Marshall Schalk, gentle soul that he was, bore an intense disliking for the college Registrar. In the Green Room of Seelye basement he perpetrated Lydia Gluck—an imaginary student for whom he created course schedule, provided records, and sent in grades, which one or another of his students carried over to College Hall. Lydia Gluck got by the Registrar for an entire year, much to Marshall Schalk’s delight.

After his year at Point Barrow, Marshall came to visit us in Berkeley Calif., complete with that immense beard he had grown and was so reluctant to shed after returning to Northampton.
  
                                                            *******

PD James, the model for the bronze Prairie Dog, came into my life after being captured by an animal control officer who had no idea what he had. My interest in squirrels encompasses their family, so I was easily induced to take this small rodent in, at least temporarily. Within a few days he captured our hearts. Although a male, he was named for the writer PD James (who is of course a woman). 

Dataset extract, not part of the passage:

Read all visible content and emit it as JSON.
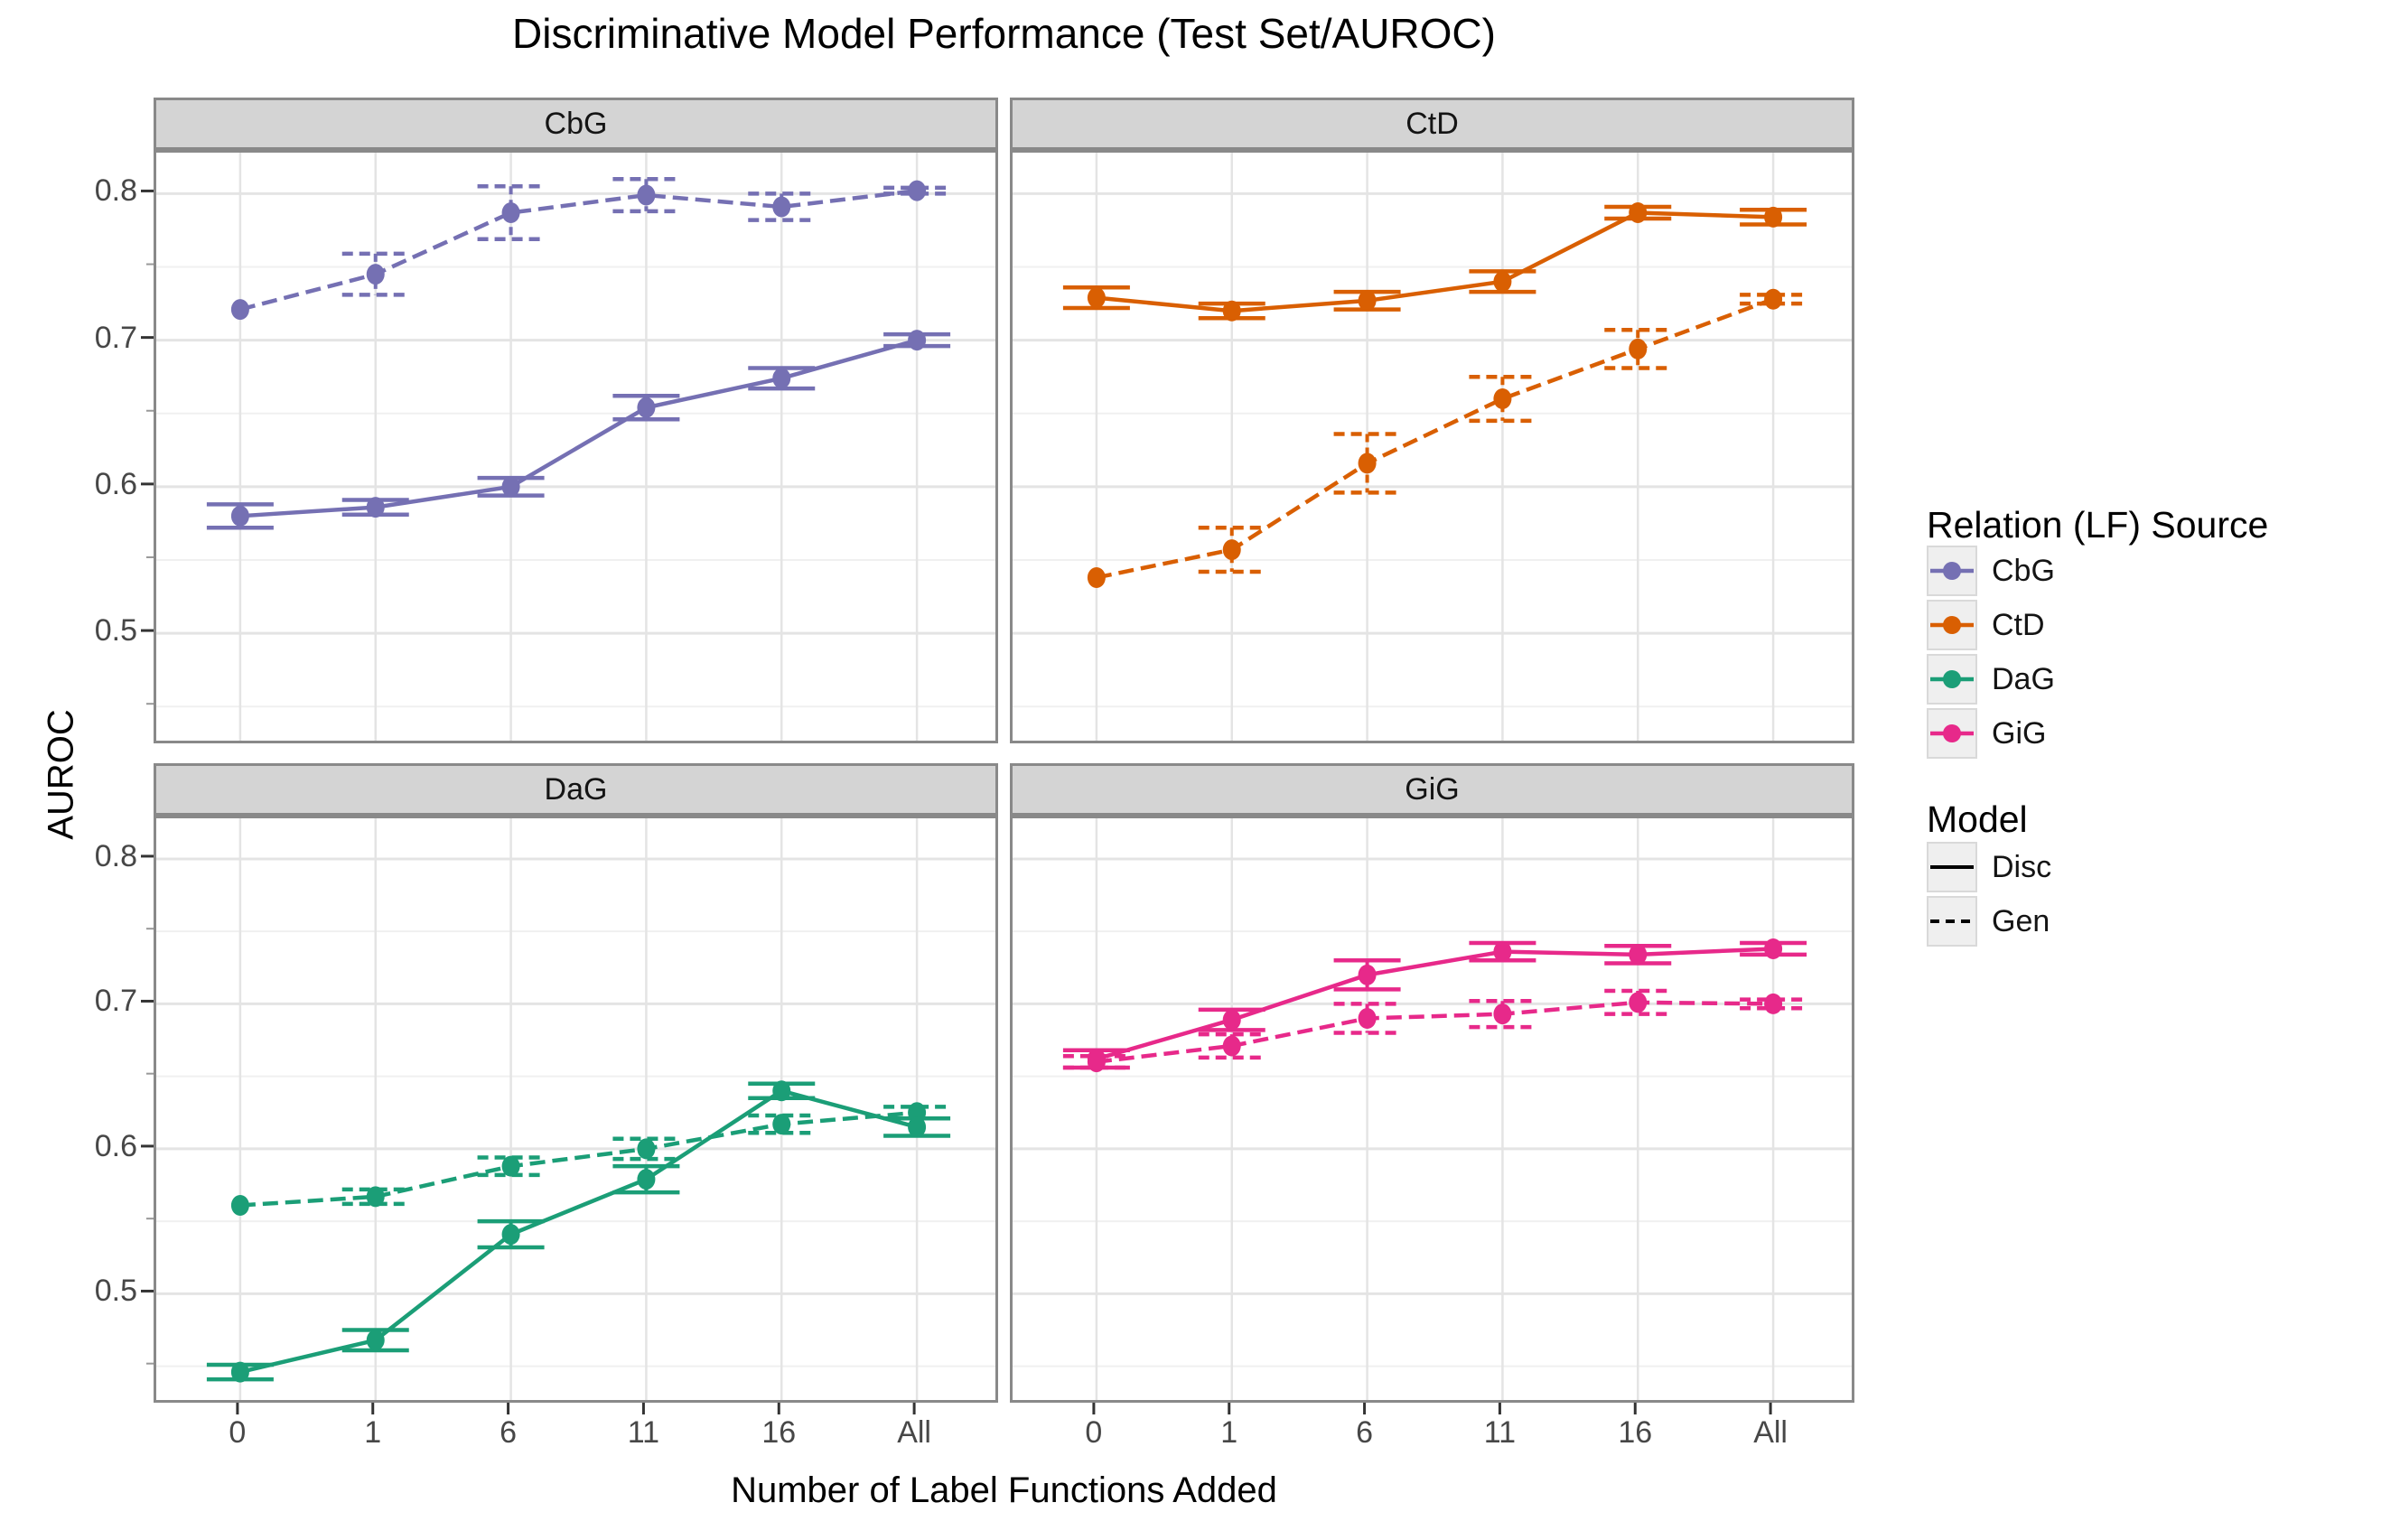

PD had the run of our house, interacting with two cats, a collie and a Newfoundland. His “burrow” was in my upstairs workroom—there he had his snug den, his hay, and other food. His coterie, which in nature would include a prairie dog’s kin, was the entire upstairs, which he would aggressively defend from intruders—anyone other than his immediate family, us—in true prairie dog manner. Downstairs PD challenged any who visited. Standing tall, forepaws raised and head thrown back and yip-barking. That sounded the alert. If the intruder approached his warning chuckles were ominous.

PD was a much loved part of our menagerie for eight of his at least 10 years, and he is missed to this day.